Woman dies of rabies in Førde


A patient who had been hospitalised in Førde with the rabies infection is now dead said Helse Førde.

“The patient was admitted to our intensive care unit, and died peacefully with the closest family around her” said Trine Hunskår Vingsnes, Director of Health in Helse Førde.

The woman died early on Monday night.

According to NRK news, she was in her 20s.

The hospital got to know of the patient’s contact with the rabid dog last Thursday.

Test results showed on Saturday that the patient was infected with rabies.

“The patient was bitten by a dog during a holiday trip in Southeast Asia two months ago and has gradually deteriorated” said a press release from Helse Førde on Monday.

The health trust stated on Saturday that the patient was seriously ill, but did not want to comment on the condition beyond that.

Several others in the travel party were also in contact with the dog. They have been followed up by the Norwegian Institute of Public Health.

Attacks the nervous system

Rabies is a very serious viral disease that attacks the nervous system and which is transmitted from animals to humans. The disease is also known as canine disease.

The disease starts with pain and discomfort around the bite site. Then comes turmoil, depression and anxiety attacks. And further, severe hyperactivity, aggression, hyperventilation, increased salivation and seizures. In some cases, paralysis occurs and coma without prior seizures according to the Norwegian Institute of Public Health.

Not detected in Norway since 1815

Rabies is one of the diseases one can vaccinate against after possible infection.
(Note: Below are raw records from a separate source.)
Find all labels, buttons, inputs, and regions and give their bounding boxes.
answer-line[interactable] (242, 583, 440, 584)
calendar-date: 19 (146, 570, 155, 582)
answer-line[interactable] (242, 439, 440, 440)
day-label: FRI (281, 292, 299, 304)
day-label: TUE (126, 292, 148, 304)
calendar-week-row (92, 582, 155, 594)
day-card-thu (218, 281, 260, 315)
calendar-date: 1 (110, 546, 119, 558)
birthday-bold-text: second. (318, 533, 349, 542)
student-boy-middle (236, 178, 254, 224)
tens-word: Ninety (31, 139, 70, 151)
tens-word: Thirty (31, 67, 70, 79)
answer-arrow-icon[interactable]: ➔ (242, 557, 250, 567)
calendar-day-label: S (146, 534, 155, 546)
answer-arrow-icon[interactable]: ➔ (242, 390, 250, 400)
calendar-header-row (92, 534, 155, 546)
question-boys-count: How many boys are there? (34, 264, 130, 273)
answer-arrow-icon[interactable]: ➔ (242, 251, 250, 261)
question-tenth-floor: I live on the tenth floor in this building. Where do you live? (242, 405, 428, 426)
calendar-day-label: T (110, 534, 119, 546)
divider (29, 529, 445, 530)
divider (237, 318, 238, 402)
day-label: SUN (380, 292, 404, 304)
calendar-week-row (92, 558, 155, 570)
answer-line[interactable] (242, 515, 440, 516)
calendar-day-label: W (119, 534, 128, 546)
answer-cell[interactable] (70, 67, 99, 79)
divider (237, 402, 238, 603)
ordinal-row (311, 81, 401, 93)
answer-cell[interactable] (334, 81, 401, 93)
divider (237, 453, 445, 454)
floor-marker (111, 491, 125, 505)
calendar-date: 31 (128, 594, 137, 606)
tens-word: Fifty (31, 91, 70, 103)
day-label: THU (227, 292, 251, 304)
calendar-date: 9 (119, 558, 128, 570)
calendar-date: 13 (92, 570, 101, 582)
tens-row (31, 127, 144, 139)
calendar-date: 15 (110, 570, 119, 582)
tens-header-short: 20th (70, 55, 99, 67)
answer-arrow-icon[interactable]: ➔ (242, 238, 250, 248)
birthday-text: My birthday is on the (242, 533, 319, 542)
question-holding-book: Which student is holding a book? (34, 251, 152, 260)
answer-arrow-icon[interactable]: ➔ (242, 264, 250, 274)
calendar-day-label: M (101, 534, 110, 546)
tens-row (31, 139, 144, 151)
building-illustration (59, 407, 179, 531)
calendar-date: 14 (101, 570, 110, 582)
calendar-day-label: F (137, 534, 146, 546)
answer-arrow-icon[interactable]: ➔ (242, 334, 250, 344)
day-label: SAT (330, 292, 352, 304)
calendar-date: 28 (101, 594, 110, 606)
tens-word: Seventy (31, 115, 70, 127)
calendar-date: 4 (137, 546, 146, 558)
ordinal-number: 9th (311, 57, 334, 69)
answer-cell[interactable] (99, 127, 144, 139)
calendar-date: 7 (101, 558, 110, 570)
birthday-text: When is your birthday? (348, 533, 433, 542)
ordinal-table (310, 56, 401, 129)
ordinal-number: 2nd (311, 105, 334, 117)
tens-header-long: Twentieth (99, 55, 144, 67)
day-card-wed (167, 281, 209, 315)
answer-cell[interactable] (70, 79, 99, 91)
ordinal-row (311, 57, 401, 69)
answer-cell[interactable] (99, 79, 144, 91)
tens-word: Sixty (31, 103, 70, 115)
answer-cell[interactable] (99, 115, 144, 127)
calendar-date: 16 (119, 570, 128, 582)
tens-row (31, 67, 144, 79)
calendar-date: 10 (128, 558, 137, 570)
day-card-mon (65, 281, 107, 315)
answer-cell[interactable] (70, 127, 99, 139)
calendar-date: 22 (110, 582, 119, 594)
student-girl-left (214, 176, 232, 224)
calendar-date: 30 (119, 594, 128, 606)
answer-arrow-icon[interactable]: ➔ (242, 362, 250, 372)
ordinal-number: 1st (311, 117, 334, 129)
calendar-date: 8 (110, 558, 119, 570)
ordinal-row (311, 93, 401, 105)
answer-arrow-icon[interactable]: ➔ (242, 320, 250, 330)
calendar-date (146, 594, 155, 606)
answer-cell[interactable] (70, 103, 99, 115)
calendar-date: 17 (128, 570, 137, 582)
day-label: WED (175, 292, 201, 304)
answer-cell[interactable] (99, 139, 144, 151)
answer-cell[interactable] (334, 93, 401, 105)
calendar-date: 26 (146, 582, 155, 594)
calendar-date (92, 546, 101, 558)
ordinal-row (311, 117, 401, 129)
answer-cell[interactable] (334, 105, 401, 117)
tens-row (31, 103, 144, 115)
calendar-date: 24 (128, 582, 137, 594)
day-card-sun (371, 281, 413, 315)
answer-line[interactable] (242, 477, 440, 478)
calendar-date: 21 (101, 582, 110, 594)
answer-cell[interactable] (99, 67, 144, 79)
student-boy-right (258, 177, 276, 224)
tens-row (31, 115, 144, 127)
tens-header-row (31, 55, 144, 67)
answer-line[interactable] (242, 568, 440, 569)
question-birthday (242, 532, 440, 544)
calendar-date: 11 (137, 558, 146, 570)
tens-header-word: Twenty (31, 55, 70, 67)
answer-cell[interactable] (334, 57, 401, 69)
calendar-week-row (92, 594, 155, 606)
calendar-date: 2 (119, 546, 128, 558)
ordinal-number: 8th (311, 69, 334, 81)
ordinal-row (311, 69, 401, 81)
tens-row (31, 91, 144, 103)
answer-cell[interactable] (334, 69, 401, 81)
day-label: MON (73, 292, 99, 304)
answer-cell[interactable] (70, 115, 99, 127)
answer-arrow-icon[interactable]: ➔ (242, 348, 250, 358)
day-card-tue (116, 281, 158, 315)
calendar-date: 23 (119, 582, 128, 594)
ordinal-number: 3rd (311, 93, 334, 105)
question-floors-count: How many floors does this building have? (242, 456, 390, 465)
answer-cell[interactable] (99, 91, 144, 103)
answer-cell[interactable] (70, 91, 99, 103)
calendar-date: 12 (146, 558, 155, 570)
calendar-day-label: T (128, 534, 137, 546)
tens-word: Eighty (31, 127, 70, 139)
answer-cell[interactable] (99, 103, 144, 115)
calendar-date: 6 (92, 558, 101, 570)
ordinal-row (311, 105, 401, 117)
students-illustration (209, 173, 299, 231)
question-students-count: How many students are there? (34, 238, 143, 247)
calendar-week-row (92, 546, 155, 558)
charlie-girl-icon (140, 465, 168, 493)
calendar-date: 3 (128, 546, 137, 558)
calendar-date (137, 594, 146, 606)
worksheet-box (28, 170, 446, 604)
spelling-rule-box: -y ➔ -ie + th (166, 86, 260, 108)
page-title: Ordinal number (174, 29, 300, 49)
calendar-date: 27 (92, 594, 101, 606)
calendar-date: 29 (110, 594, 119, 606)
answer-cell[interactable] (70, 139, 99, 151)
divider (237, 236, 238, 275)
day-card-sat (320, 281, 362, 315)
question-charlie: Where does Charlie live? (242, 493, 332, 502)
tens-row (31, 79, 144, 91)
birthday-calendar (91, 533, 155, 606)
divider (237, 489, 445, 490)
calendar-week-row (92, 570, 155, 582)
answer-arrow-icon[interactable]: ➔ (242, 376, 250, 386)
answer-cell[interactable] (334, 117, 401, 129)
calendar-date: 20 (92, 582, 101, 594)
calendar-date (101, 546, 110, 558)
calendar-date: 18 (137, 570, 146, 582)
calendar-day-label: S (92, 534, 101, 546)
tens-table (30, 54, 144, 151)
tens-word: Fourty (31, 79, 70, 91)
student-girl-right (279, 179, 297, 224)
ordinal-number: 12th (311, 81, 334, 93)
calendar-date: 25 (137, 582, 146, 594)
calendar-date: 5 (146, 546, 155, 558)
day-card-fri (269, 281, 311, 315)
According to FHI, the vaccine must be given immediately, even with minimal contact with saliva.

It is recommended to avoid contact with foreign dogs, cats and other mammals in areas where rabies occurs.

In Norway, contact with bats should be avoided.

The prevalence of rabies is common in many parts of the world, but in Norway, rabies has not been detected in humans on the mainland since 1815 according to the Norwegian Institute of Public Health.